Explicó que con este registro tecnológico, apoyado también del plano topográfico digital de la zona arqueológica, elaborado en colaboración con especialistas de la Universidad Prefectural de Aichi, Japón, así como las restituciones cromáticas de las esculturas adosadas a la arquitectura, se puede confirmar la idea que el Templo Mayor es la representación del monte Coatépetl, simbolizado por un lado con cabezas de serpiente de color azul dedicadas al dios Tláloc, y por el otro, en tonos ocre que aluden a Huitzilopochtli.
“Si observamos las cabezas de serpiente que fueron colocadas en las fachadas del Templo Mayor, en el lado norte dedicado a Tláloc, se aprecia predominantemente el color azul (fertilidad y agua), y del lado sur, que remite a Huitzilopochtli, prevalece una tonalidad ocre (sequía y día). Por tanto, los matices también funcionan para reafirmar esta cosmogonía: la relación entre las deidades y los espacios que se están habitando”.
La restauradora precisó que se tiene identificado un uso saturado y homogéneo de colores tanto en la pintura mural como en las esculturas. La intención de plasmarlo así, dijo, apuntaba a la idea de hacer legible la obra, más que al deseo de plasmar su realidad en tres dimensiones.
“Las pinturas mexicas a diferencia de otras, no cuentan con sombras ni cambio de tonalidades, los dibujos son bidimensionales y no tienen perspectiva.
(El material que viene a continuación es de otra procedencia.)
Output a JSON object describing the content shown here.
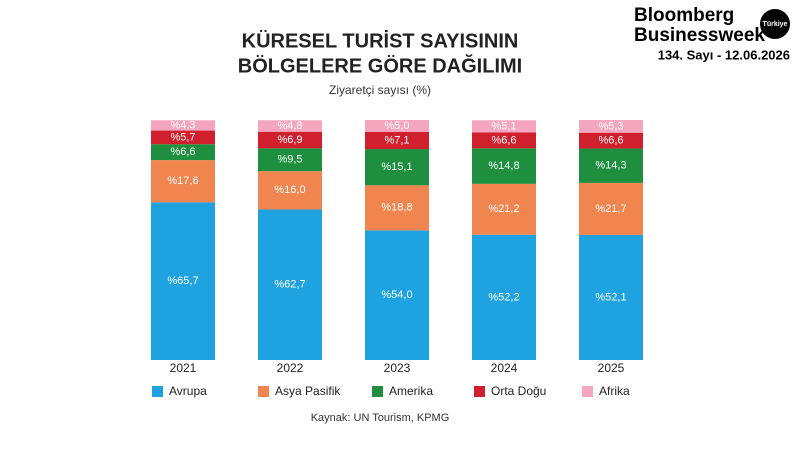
{
  "brand": {
    "line1": "Bloomberg",
    "line2": "Businessweek",
    "badge": "Türkiye",
    "issue": "134. Sayı - 12.06.2026"
  },
  "chart_data": {
    "type": "bar",
    "stacked": true,
    "title": [
      "KÜRESEL TURİST SAYISININ",
      "BÖLGELERE GÖRE DAĞILIMI"
    ],
    "subtitle": "Ziyaretçi sayısı (%)",
    "source": "Kaynak: UN Tourism, KPMG",
    "categories": [
      "2021",
      "2022",
      "2023",
      "2024",
      "2025"
    ],
    "series": [
      {
        "name": "Avrupa",
        "color": "#1fa3e0",
        "values": [
          65.7,
          62.7,
          54.0,
          52.2,
          52.1
        ],
        "value_labels": [
          "%65,7",
          "%62,7",
          "%54,0",
          "%52,2",
          "%52,1"
        ]
      },
      {
        "name": "Asya Pasifik",
        "color": "#f08550",
        "values": [
          17.6,
          16.0,
          18.8,
          21.2,
          21.7
        ],
        "value_labels": [
          "%17,6",
          "%16,0",
          "%18,8",
          "%21,2",
          "%21,7"
        ]
      },
      {
        "name": "Amerika",
        "color": "#1e8f3e",
        "values": [
          6.6,
          9.5,
          15.1,
          14.8,
          14.3
        ],
        "value_labels": [
          "%6,6",
          "%9,5",
          "%15,1",
          "%14,8",
          "%14,3"
        ]
      },
      {
        "name": "Orta Doğu",
        "color": "#d0202e",
        "values": [
          5.7,
          6.9,
          7.1,
          6.6,
          6.6
        ],
        "value_labels": [
          "%5,7",
          "%6,9",
          "%7,1",
          "%6,6",
          "%6,6"
        ]
      },
      {
        "name": "Afrika",
        "color": "#f4a6be",
        "values": [
          4.3,
          4.8,
          5.0,
          5.1,
          5.3
        ],
        "value_labels": [
          "%4,3",
          "%4,8",
          "%5,0",
          "%5,1",
          "%5,3"
        ]
      }
    ]
  }
}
Se puede apreciar también que los fondos carecen de escenografía, elementos iconográficos o personajes y generalmente son de un color”.
Para la identificación de los pigmentos se hicieron tres tipos de estudios: la fluorescencia de rayos X, que determinó su composición química elemental; la difracción de rayos X, con la que se identificaron los compuestos minerales; y la cromatografía de gases acoplada a la espectrometría de masas mediante la cual se reconocieron los materiales orgánicos.
Los especialistas determinaron que son cinco los colores que predominan tanto en la pintura mural como en la escultura mexica, casi todos de origen inorgánico, excepto el aglutinante que era orgánico y se obtenía del mucílago de orquídea.
“El rojo procedía de la hematita (se cree que este óxido férrico provenía de la Sierra Patlachique, en Teotihuacan); del mineral goethita se producía el ocre (probablemente traído de Guerrero); el azul se importaba del área maya y era una mezcla de arcillas blanquecinas llamadas paligorskitas y hojas de añil; el blanco, de la cal (mencionado en el Códice Mendoza, material que era tributado por una provincia de Hidalgo), y el negro, del carbón mezclado con arcillas”.
Los murales tuvieron mantenimiento en diversas etapas de la civilización mexica, ya sea por la vía técnico-funcional (cuando se deterioraba la capa pictórica), cambio conceptual (sustitución del color) o de renovación simbólica (cuando recubrían con un pigmento idéntico), concluyó la restauradora.